10. The method of claim 9, further comprising altering a shadowing effect applied to the multimedia object over time as at least a function of the invoking of the user interface element, the initial trajectory of the multimedia object, and the position of the user interface element.

11. The method of claim 9, further comprising altering the luminance or chrominance of the multimedia object as at least a function of the invoking of the user interface element, the initial trajectory of the multimedia object, and the position of the user interface element.

12. The method of claim 9, wherein the multimedia object is a video object.

13. The method of claim 9, wherein the IMDD is a digital settop box and the user interface is an electronic program guide.

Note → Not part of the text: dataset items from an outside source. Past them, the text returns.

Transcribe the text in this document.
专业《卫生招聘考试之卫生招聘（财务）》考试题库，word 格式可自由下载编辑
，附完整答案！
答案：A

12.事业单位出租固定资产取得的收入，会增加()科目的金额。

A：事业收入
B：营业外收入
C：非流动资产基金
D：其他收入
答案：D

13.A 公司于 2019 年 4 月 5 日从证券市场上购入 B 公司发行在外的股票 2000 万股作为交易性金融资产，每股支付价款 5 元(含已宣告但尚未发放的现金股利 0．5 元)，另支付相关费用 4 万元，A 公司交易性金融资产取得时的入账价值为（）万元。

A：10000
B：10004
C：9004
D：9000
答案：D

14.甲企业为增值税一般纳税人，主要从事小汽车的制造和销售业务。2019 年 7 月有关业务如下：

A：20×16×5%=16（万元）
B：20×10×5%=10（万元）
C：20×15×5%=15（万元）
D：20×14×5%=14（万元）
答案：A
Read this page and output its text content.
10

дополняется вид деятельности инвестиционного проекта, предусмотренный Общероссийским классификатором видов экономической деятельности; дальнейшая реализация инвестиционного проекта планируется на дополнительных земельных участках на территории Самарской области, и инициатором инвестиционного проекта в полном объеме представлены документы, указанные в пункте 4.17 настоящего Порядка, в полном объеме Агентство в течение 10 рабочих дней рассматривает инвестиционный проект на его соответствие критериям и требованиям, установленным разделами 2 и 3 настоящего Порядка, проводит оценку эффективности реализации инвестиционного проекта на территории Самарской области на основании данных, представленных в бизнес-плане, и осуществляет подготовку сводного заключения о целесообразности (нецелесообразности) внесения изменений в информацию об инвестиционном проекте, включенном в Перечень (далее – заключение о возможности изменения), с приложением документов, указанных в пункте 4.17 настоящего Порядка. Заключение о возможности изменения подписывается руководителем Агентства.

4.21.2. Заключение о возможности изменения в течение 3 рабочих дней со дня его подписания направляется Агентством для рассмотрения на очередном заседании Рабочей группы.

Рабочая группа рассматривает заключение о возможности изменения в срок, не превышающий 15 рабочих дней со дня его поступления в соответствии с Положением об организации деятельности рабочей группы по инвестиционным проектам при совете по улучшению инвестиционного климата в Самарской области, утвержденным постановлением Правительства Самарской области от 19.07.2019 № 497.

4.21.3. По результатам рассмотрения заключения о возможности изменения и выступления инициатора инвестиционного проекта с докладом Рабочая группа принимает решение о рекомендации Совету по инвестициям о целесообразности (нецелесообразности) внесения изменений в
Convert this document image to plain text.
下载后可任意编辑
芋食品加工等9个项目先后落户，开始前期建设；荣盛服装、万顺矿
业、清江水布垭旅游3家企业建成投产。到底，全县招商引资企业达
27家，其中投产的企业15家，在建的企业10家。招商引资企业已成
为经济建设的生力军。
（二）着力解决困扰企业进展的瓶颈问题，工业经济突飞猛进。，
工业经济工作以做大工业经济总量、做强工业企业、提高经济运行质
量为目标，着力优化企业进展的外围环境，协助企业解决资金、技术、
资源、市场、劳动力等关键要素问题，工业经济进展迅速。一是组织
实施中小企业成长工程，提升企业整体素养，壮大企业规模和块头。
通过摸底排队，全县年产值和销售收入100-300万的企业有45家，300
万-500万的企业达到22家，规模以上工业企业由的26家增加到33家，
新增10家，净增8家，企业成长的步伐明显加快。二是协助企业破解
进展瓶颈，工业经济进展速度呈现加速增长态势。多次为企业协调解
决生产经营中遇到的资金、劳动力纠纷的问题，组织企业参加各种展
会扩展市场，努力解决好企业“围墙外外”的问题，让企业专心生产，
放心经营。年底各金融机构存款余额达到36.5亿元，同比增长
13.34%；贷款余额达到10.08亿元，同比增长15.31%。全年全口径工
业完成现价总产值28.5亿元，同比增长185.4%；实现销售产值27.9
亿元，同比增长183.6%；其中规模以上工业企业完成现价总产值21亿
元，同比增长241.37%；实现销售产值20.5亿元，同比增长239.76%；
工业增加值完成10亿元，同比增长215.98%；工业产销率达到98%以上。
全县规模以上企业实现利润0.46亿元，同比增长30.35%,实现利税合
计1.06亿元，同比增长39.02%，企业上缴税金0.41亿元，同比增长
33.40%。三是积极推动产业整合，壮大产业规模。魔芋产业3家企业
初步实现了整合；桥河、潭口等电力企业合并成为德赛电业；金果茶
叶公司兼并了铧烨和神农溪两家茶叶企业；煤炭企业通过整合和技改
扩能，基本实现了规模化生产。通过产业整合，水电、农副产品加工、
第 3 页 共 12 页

14. The method of claim 9, wherein the initial trajectory of the multimedia object would intersect a region occupied by user interface element and the altering the initial trajectory of the multimedia object comprises calculating a trajectory which avoids the region occupied by the user interface element.

15. The method of claim 9, wherein a perspective of a potential viewer of the IMDD is considered when altering the initial trajectory of the multimedia object.

16. The method of claim 15, wherein the potential viewer of the IMDD is an actual viewer of the IMDD and the position of the actual viewer is sensed.

17. The method of claim 9, wherein the multimedia object is a video sequence and altering the initial trajectory over time of the multimedia object comprises warping the video sequence as at least a function of the position of the user interface element.

18. A method for altering the look of a multimedia object that is displayed by an information manipulation and/or display device (IMDD) as a function of characteristics of a user interface element of the IMDD, the method comprising:

receiving a video comprising a multimedia object with an associated initial texture characteristic and a position at a point in time;

invoking a user interface element that is part of a user interface for the IMDD and not in the video, which user interface element is at a position proximate to the position of the multimedia object at the point in time; and

altering the initial texture characteristic of the multimedia object as at least a function of the invoking of the user interface element, the position of the multimedia object, the position of the user interface element and texture characteristics of both the user interface element and the multimedia object.

19. The method of claim 18, wherein altering the initial texture characteristic of the multimedia object comprises:

approximating the propagation of light from the user interface element to the multimedia object;

approximating the reflection of the propagated light from the multimedia object to an estimated location of a potential viewer of the IMDD; and wherein,

altering the initial texture characteristic is at least a function of the two approximations.